National Suicide Prevention Lifeline: 1-800-273-TALK

Bluebonnet Trails Community Services:

Free Worksheet:

Calming Cream product:

Social - Why Our Brains are Wired to Connect book:


How did you originally get involved with NAMI and how has it changed your life?

* Karen’s daughter was suicidal and she researched how best to help her and stumbled across NAMI.

* Her hope is to become a community that no longer has any shame around mental health.

* Treat mental health as the public health issue that it is and lose a lot less people to suicide.

* Hopefully, there will be fewer people criminalized by their mental illness.

* And fewer people in emergency rooms who will get the help that they need far sooner than when they have ended up in crisis.


Mental health is about brain health and our daily habits and lifestyle. What are the key factors to increase brain health?

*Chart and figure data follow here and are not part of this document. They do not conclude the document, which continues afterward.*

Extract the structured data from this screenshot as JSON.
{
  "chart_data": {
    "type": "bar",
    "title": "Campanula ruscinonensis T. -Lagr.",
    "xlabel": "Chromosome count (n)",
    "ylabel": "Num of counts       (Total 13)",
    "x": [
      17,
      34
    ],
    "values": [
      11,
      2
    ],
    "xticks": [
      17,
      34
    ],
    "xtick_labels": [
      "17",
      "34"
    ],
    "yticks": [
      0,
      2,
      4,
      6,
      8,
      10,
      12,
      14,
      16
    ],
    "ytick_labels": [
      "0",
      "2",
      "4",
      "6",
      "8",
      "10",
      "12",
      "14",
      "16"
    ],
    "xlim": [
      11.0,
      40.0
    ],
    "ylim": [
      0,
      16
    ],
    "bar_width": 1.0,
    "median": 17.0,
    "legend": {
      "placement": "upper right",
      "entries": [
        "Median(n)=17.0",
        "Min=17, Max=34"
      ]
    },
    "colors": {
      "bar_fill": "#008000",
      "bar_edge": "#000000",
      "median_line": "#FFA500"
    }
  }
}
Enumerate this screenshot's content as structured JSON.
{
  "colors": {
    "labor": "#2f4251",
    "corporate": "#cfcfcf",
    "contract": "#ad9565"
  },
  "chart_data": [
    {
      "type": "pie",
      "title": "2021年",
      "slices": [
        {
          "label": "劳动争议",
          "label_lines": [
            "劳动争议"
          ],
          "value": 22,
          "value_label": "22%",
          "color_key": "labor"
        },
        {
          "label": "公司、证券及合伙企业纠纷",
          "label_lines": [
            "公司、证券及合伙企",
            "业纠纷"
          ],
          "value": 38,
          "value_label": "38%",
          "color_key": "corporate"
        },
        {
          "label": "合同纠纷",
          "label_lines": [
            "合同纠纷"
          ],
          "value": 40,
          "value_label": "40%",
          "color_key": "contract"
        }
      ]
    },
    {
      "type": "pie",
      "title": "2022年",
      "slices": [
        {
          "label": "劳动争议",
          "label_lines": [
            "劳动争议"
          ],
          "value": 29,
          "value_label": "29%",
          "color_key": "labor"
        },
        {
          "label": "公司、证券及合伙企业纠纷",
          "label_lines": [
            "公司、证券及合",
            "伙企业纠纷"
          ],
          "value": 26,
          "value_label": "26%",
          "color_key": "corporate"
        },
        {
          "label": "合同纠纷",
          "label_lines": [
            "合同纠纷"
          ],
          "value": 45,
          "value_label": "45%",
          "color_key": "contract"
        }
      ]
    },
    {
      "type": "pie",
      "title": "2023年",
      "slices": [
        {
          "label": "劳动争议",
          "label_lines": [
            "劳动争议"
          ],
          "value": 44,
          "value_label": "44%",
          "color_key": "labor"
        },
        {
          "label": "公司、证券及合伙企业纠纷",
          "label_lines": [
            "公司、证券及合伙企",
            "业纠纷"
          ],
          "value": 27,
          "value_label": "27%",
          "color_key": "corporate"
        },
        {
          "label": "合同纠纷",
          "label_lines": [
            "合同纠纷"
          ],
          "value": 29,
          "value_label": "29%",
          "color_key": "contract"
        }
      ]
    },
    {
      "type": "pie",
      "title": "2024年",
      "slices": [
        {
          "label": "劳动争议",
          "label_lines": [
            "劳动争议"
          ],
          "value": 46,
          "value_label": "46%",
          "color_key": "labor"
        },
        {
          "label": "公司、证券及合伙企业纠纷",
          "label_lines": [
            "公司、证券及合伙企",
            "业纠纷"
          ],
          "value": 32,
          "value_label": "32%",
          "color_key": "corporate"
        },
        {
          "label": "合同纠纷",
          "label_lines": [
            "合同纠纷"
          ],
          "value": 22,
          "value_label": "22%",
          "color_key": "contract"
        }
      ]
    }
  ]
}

* Mental health is not about a character flaw—it is about health.

* Physical exercise - improves blood flow and memory; it stimulates chemical changes in the brain that enhance learning, mood and thinking.

* Food and nutrition - whole foods and water, little sugar or flour.

* Medical health - get your annual physical and follow your doctor’s recommendations.

* Sleep and relaxation - sleep improves your mood and your immune system. Practicing meditation helps manage stress.

* Mental fitness - may improve your brain’s functioning and promote new brain cell growth. Like your muscles, you must use your brain, or you lose it.

* Social interaction - spending time with others, engaging in stimulating conversation, and staying in touch and connected with family and friends are good for your brain health.


Shame prevents people from seeking help for their mental health condition. How does NAMI fight the stigma?

* Openly talk about mental health to shift the public stigma.

* Shame causes more isolation.

* When we are not well, it is a health issue.

* Educating yourself and others.

* Be conscious of language.

* Encourage equality between physical and mental illness.

* Show compassion for those with mental illness.

* Choose empowerment over shame.

* Be honest about treatment.

* Do not harbor self-stigma.


How is NAMI shifting our perceptions of mental health away from barbaric approach and misunderstanding?

* Our society has criminalized mental illness.

* Jails are not set up for mental illness, the system is flawed.

* There are so many barriers, state hospitals do not have enough beds. Tapping into private beds.

* It's like having stage 4 cancer and sitting there for a month with no medication.

* There are not enough psychiatrists and little research.

* Mental illness is a health issue and we have resources. We must look at the long-term effects.

* Be the voice of the people. The system must change.

* Shift is happening. It is like a big mammoth ship.

* Twenty-five years from now it will be so much better!

* The lack of mental health crisis services across the U.S. has resulted in law enforcement officers serving as first responders.